Nem atletas de ponta saem ilesos. Única aposta brasileira na modalidade em Londres, Poliana Okimoto teve o tímpano perfurado na largada de uma travessia na Itália, em 2006. Mesmo “avariada”, ficou em segundo.
— Morria de medo de mar, de onda, de encontrar um tubarão — lembra a atleta paulista, de 28 anos, que treina seis dias por semana no Parque Aquático Maria Lenk e um na Praia de Copacabana, palco da maratona em 2016. — A maior questão é nadar no mar gelado, já que os profissionais não podem usar roupas de borracha. Às vezes, ainda saio com o corpo queimado por águas-vivas.
Já quem nada por diversão pode e deve recorrer aos tecidos sintéticos. Basta ter cacife. Semana passada, o economista Alexandre Rodrigues, de 39 anos, testou um modelo da neozelandesa Blueseventy, de US$ 400. A média de temperatura da água do mar de Copacabana gira em torno dos 20 graus, mas às vezes cai para 15 graus. E os homens, com menos gordura no corpo, costumam sentir mais frio que as mulheres. O macacão ainda ajuda a flutuar.
— A roupa já vem com motor de popa — brinca Alexandre. — Não quero ganhar de ninguém. Só de mim mesmo. No ano passado, fiz a Travessia dos Fortes em 55 minutos. Esse ano quero fazer em 52.
Superação pessoal também é a meta da advogada Juliana Gueiros, de 35 anos.
— Comecei a fazer natação quando engravidei e, quando meu filho completou seis meses, inventei de fazer a Travessia dos Bravos, das Cagarras à Praia de Ipanema. Quando pulei no mar, entrei em pânico. A partir de então, vencer o desafio virou questão de honra — relata Juliana.
Nos mares cariocas, há também a turma que nada em marcha mais lenta, meditando. É o caso da escritora e psicóloga Maria Tereza Maldonado, de 63 anos, que dá suas braçadas em Copacabana há 40 anos.
— Gostava de nadar de olhos fechados, mas nos últimos meses ficou perigoso: é muita gente — conta, enquanto sai do mar de mãos dadas com o músico Itiberê Zwarg, de 62 anos.
Semana passada, o maior desafio encontrado pelos desbravadores do mar foi a quantidade de lixo na água. Nadador da “turma do eu sozinho”, o ator Freddy Ribeiro, de 55 anos, sai do mar do Leblon com a sunga carregada de sacos plásticos.

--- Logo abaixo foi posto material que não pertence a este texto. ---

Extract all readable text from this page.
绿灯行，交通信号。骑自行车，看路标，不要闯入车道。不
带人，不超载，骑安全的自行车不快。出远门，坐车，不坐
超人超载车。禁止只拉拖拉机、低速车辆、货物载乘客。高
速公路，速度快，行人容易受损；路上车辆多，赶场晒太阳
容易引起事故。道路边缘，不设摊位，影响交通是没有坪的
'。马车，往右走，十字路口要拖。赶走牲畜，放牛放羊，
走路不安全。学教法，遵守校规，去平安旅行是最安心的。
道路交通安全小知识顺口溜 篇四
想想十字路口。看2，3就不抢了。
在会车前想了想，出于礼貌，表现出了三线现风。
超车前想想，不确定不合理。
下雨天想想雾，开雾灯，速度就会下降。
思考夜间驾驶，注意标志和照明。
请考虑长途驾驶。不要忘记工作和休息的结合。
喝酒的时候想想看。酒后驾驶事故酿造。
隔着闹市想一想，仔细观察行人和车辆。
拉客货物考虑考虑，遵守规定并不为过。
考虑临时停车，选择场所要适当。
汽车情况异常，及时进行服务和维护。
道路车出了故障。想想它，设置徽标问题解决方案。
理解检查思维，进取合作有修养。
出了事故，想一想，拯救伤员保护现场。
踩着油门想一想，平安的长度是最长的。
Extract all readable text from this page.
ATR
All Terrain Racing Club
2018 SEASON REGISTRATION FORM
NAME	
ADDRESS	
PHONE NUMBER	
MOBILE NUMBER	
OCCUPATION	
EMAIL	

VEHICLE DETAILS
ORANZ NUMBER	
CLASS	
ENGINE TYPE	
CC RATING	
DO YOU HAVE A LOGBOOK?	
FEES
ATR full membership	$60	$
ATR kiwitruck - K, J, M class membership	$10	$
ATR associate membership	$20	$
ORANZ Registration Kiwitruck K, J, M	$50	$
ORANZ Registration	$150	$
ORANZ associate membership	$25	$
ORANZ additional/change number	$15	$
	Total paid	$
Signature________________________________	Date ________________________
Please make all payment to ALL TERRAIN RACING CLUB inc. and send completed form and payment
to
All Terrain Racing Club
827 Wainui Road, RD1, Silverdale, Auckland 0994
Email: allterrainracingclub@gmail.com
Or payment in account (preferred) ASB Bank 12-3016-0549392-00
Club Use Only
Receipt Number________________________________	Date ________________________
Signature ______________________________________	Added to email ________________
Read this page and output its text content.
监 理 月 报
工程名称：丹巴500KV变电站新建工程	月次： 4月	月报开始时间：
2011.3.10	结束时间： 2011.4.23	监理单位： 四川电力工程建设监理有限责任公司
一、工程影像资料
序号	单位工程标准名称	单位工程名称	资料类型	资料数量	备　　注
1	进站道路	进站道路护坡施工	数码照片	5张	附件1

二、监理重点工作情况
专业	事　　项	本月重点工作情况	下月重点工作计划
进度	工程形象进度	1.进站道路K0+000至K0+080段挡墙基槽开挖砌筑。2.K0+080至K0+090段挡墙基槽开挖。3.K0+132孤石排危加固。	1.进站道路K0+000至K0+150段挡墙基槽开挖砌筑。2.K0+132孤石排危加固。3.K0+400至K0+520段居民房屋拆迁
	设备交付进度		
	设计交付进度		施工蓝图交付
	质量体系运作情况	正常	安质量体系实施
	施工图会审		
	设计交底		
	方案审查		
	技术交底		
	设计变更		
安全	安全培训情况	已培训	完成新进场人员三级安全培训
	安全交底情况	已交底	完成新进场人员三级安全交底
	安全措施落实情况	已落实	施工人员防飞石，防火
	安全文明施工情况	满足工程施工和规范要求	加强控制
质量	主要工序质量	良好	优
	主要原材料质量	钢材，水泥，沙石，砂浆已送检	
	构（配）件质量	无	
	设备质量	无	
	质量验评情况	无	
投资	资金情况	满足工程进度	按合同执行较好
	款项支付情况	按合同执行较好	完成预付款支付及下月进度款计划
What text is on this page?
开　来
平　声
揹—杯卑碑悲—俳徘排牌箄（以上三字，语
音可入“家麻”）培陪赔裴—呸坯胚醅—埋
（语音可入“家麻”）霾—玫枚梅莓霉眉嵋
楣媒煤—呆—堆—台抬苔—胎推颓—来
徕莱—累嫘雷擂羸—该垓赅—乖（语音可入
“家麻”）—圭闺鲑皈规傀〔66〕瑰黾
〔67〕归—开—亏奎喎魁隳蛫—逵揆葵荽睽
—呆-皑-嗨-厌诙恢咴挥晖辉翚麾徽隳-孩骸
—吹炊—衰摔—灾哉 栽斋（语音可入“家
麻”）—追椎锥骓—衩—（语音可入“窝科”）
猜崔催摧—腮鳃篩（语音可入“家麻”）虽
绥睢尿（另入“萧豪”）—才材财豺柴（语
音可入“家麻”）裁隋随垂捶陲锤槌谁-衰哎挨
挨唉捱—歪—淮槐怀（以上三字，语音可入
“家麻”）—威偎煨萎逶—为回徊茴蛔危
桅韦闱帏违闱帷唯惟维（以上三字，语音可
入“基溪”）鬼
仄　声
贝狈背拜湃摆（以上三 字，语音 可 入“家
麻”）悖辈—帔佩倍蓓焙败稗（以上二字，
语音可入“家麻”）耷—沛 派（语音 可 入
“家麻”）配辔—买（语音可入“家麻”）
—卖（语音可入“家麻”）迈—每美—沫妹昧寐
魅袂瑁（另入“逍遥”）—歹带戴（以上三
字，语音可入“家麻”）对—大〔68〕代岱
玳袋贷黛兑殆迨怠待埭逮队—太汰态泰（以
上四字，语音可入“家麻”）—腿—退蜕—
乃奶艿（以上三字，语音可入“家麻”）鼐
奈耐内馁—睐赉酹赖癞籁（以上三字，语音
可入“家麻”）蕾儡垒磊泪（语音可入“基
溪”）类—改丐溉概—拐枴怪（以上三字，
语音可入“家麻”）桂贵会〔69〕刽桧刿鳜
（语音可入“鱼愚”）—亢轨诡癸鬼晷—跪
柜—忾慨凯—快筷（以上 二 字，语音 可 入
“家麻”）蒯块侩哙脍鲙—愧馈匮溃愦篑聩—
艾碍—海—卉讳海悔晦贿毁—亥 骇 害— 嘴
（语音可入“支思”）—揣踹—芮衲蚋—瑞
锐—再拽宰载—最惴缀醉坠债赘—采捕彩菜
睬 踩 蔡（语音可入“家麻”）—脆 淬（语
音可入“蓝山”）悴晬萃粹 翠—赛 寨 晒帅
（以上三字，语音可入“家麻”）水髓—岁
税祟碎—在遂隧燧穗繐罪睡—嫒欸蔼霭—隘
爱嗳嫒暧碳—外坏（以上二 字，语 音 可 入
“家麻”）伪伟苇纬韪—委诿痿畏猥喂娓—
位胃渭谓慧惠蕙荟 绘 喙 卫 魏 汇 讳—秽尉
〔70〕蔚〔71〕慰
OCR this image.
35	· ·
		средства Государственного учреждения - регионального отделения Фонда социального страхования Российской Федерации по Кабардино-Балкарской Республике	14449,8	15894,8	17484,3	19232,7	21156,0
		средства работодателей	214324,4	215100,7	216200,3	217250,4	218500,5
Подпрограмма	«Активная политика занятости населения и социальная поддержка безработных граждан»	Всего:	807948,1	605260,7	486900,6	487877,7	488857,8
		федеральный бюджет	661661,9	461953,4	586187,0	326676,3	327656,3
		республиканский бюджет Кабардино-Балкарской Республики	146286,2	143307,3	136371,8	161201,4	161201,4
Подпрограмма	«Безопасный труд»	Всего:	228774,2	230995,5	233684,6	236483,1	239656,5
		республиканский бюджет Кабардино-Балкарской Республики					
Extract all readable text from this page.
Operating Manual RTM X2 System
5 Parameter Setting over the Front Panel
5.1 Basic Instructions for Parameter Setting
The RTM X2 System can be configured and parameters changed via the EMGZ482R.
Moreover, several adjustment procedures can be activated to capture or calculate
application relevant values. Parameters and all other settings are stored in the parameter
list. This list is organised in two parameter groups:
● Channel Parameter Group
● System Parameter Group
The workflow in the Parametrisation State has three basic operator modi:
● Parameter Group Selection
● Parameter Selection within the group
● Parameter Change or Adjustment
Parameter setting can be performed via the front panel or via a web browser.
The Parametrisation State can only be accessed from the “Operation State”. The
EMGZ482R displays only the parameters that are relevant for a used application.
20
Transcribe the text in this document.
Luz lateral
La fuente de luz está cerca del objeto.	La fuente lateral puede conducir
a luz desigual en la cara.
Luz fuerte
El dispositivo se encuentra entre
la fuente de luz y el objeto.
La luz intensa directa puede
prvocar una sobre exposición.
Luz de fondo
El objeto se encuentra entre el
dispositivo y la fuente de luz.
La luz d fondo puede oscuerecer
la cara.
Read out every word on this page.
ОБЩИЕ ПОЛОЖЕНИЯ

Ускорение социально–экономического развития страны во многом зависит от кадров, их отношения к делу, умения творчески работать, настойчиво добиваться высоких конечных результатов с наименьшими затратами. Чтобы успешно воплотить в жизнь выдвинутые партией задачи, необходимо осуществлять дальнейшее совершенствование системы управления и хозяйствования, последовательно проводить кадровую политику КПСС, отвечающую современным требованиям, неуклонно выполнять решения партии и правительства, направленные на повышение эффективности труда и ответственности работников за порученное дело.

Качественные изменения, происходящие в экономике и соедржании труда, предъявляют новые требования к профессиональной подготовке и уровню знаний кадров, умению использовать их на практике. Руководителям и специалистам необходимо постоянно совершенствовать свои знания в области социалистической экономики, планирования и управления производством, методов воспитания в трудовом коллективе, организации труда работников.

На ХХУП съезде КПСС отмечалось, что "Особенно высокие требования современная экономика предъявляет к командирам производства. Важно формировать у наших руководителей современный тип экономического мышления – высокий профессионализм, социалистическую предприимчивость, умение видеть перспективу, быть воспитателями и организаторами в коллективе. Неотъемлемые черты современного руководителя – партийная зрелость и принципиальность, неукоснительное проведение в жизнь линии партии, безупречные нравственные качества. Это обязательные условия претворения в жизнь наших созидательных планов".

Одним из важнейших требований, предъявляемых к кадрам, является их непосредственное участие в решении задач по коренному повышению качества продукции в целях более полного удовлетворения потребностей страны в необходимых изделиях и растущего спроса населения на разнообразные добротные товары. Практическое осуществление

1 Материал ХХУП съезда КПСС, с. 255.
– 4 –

— Faço a minha parte e cato tudo o que vejo pela frente — ele explica. — Adoro água gelada, mas outro dia passei tanto frio que saí da água roxo. Os bombeiros tiveram que dar tapinhas nas minhas costas.
Nadar sozinho, como se vê, é perigoso. Especialistas explicam que é importante estar acompanhado de pelo menos mais um nadador, que pode prestar socorro no caso de alguém ter cãibra ou hipotermia.
— Geralmente, quem nada no mar procura conhecer as correntes. Quem dá mais trabalho aos bombeiros são os aventureiros que querem dar uma de maratonista por um dia e acabam caindo numa vala, as correntes de retorno — diz o salva-vidas Rodrigo Evangelista.
Nutricionistas recomendam que atletas levem um sachê de mel na sunga ou no maiô, para repor as energias. No mais, é preciso estar atento e forte, diz a ex-nadadora Christiane Fanzeres, supervisora de Maratonas Aquáticas da Confederação Brasileira de Desportos Aquáticos:
— Uma vez dada a largada, o nadador vira um peixinho no meio do cardume. O mar não tem meio-fio para uma paradinha.